Relationships give us the perfect opportunity for learning so much about ourselves, if we are willing to authentically explore this area of our lives and ourselves, we will come to learn where we are weak and
vulnerable, where we are overbearing and impulsive, where we are loving and nurturing, where we withhold and where we are generous. An intimate relationship that has a foundation of trust and respect and one that is honest and real-will be one of the greatest experiences we will ever have.
Rest assure that we will feel every emotion in our relationships, the high’s and the low’s, right and wrong, the good the bad and the ugly– the full spectrum. The gift of a relationship that can withstand the full experience of obstacles, adversity, challenge and forgiveness is an intimacy with a depth of love that not everyone experiences.
You see, we are so quick to call the game. So quick to judge and think that everything must look a particular way, some think that it’s all black and white and the truth is that it’s not really anything until we add our story to it, until we name it judge it or give meaning to it. Our perspective, our outlook and our thought process will determine how deep we can love, how easily we can accept, how often we will be vulnerable and how much of an impact we will have in our own lives and in the lives of others. If our perspective is old and outdated, if it belongs to someone else or if we are on auto-pilot most of our lives, it’s almost certain that we will have a victim perspective and feel like life is happening to us and that we don’t have much or any control of the circumstances of our lives.

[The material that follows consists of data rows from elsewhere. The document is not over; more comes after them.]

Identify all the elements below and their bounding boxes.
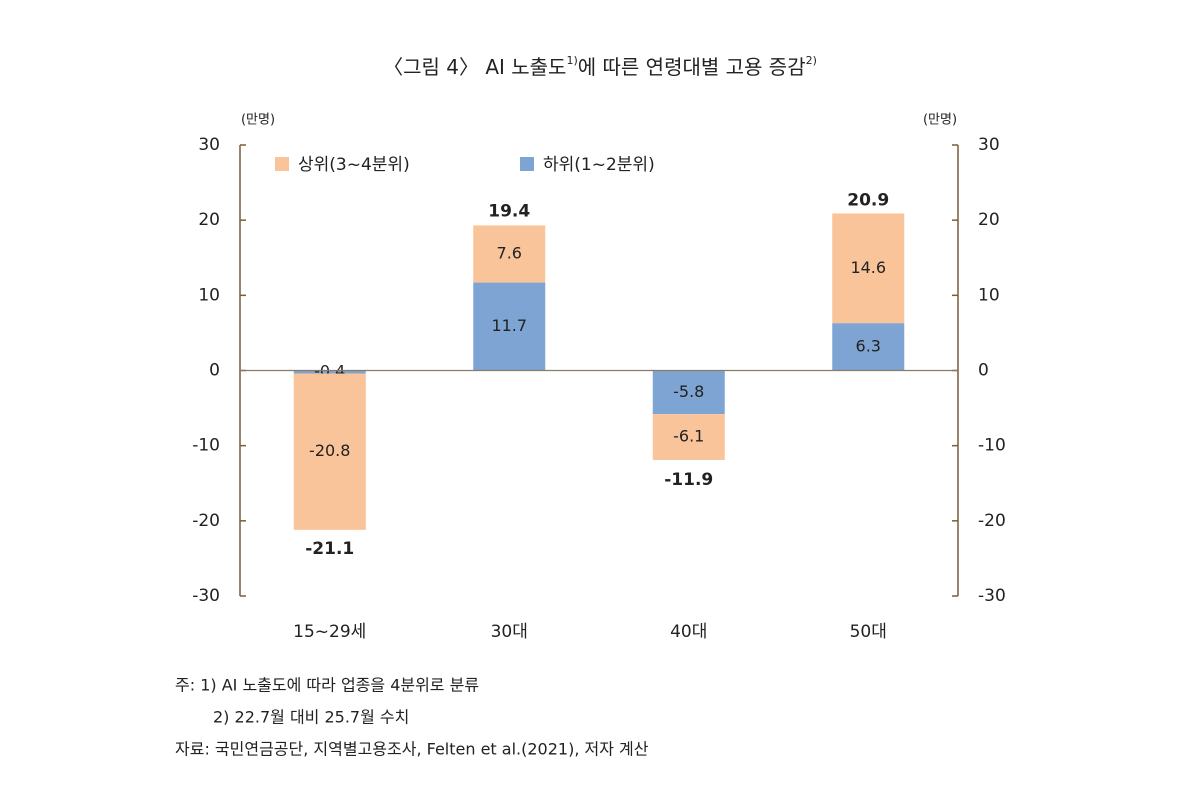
y2-tick-label: -10 — [978, 436, 1006, 456]
legend-swatch — [275, 157, 289, 171]
y-unit: (만명) — [241, 113, 275, 128]
total-label: 19.4 — [488, 202, 530, 222]
total-label: -21.1 — [305, 539, 354, 559]
y-tick-label: 20 — [198, 210, 220, 230]
title-superscript: 2) — [806, 54, 817, 67]
y-tick-label: -20 — [192, 511, 220, 531]
y2-tick-label: -30 — [978, 586, 1006, 606]
title-text: 〈그림 4〉 AI 노출도 — [383, 55, 566, 79]
bar-segment — [652, 370, 725, 415]
note: 자료: 국민연금공단, 지역별고용조사, Felten et al.(2021)… — [175, 740, 649, 759]
y-tick-label: 10 — [198, 285, 220, 305]
y2-tick-label: 0 — [978, 361, 989, 381]
bar-segment — [832, 213, 905, 324]
value-label: -20.8 — [309, 441, 350, 460]
x-tick-label: 15~29세 — [293, 622, 366, 642]
title-text: 에 따른 연령대별 고용 증감 — [578, 55, 806, 79]
note: 2) 22.7월 대비 25.7월 수치 — [213, 708, 409, 727]
y-tick-label: -10 — [192, 436, 220, 456]
note: 주: 1) AI 노출도에 따라 업종을 4분위로 분류 — [175, 676, 479, 695]
value-label: -5.8 — [673, 382, 704, 401]
y2-tick-label: 20 — [978, 210, 1000, 230]
total-label: -11.9 — [664, 470, 713, 490]
y-tick-label: 0 — [209, 361, 220, 381]
bar-segment — [473, 225, 546, 283]
value-label: 6.3 — [856, 336, 881, 355]
y2-tick-label: 10 — [978, 285, 1000, 305]
bar-segment — [293, 370, 366, 374]
bar-segment — [473, 282, 546, 371]
title-superscript: 1) — [566, 54, 577, 67]
legend-label: 상위(3~4분위) — [298, 155, 410, 175]
x-tick-label: 40대 — [670, 622, 707, 642]
total-label: 20.9 — [847, 190, 889, 210]
value-label: 7.6 — [497, 243, 522, 262]
y-tick-label: 30 — [198, 135, 220, 155]
bar-segment — [293, 373, 366, 530]
value-label: 14.6 — [850, 258, 886, 277]
y2-tick-label: 30 — [978, 135, 1000, 155]
x-tick-label: 30대 — [491, 622, 528, 642]
chart-title: 〈그림 4〉 AI 노출도1)에 따른 연령대별 고용 증감2) — [383, 54, 817, 79]
legend-label: 하위(1~2분위) — [543, 155, 655, 175]
y2-unit: (만명) — [923, 113, 957, 128]
y2-tick-label: -20 — [978, 511, 1006, 531]
legend-swatch — [520, 157, 534, 171]
bar-segment — [652, 414, 725, 460]
value-label: -6.1 — [673, 427, 704, 446]
x-tick-label: 50대 — [850, 622, 887, 642]
bar-segment — [832, 323, 905, 371]
y-tick-label: -30 — [192, 586, 220, 606]
value-label: 11.7 — [491, 316, 527, 335]
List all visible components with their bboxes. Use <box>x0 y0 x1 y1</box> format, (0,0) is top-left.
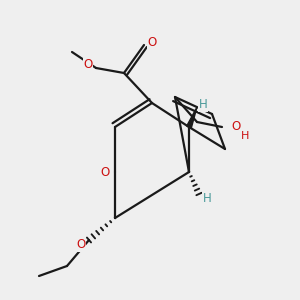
Polygon shape <box>187 107 197 128</box>
Text: H: H <box>202 191 211 205</box>
Text: H: H <box>199 98 207 112</box>
Text: O: O <box>83 58 93 71</box>
Text: O: O <box>147 35 157 49</box>
Text: O: O <box>100 166 109 178</box>
Text: O: O <box>231 121 241 134</box>
Text: O: O <box>76 238 85 251</box>
Text: H: H <box>241 131 249 141</box>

The flip side of that is 100% responsibility. I will choose to look within, I will pay attention to the things, people and words that “trigger” me because I understand that this is where my own healing will take place- and there really is no crystal ball, magic pill or prescription that will do the work for me. In fact, it’s a life-long process of letting go. Letting go of the idea that someone else is responsible for my happiness or success, letting go of the idea that that relationships must look a certain way, letting go of the idea that he or she must act or be a certain way in order for me to be ok.
In this process of going inward, we do need to recognize that birds of a feather flock together and that not everyone is equally yoked, in other words; we are all in different levels of understanding, experience and results AND if I am ready to reach new heights in my personal and professional relationships, I must be willing to take an inventory of those who are currently in my life. Who are the ones that lift me up and see me bigger than I see myself? Who is holding me accountable? Who doesn’t accept my excuses and calls me on my BS? Who are those who make excuses for me? Who encourage me in the opposite direction of my dreams and desires. Not good, bad, right or wrong- just an inventory.
It is one thing to be oblivious to it, and it is another to take 100% responsibility and to consciously choose who I will surround myself with. And what about the relationship I have with myself? Where am I arguing for my own limitations? Where in my life am I getting out of the box and being uncomfortable? Growth and expansion does not happen in our comfort zone.
Today I choose to take an inventory of my relationships. How will I express my love and gratitude to those I want to have a closer relationship with? Who will be my fox hole buddy and hold me accountable? What will I do for myself; for my own health and wellbeing? Where will I contribute and how will I make a difference? I am committed to creating happy, healthy and harmonious relationships in my life. I will focus on being the very best version of me and allow grace to bring new and supportive relationships into my life.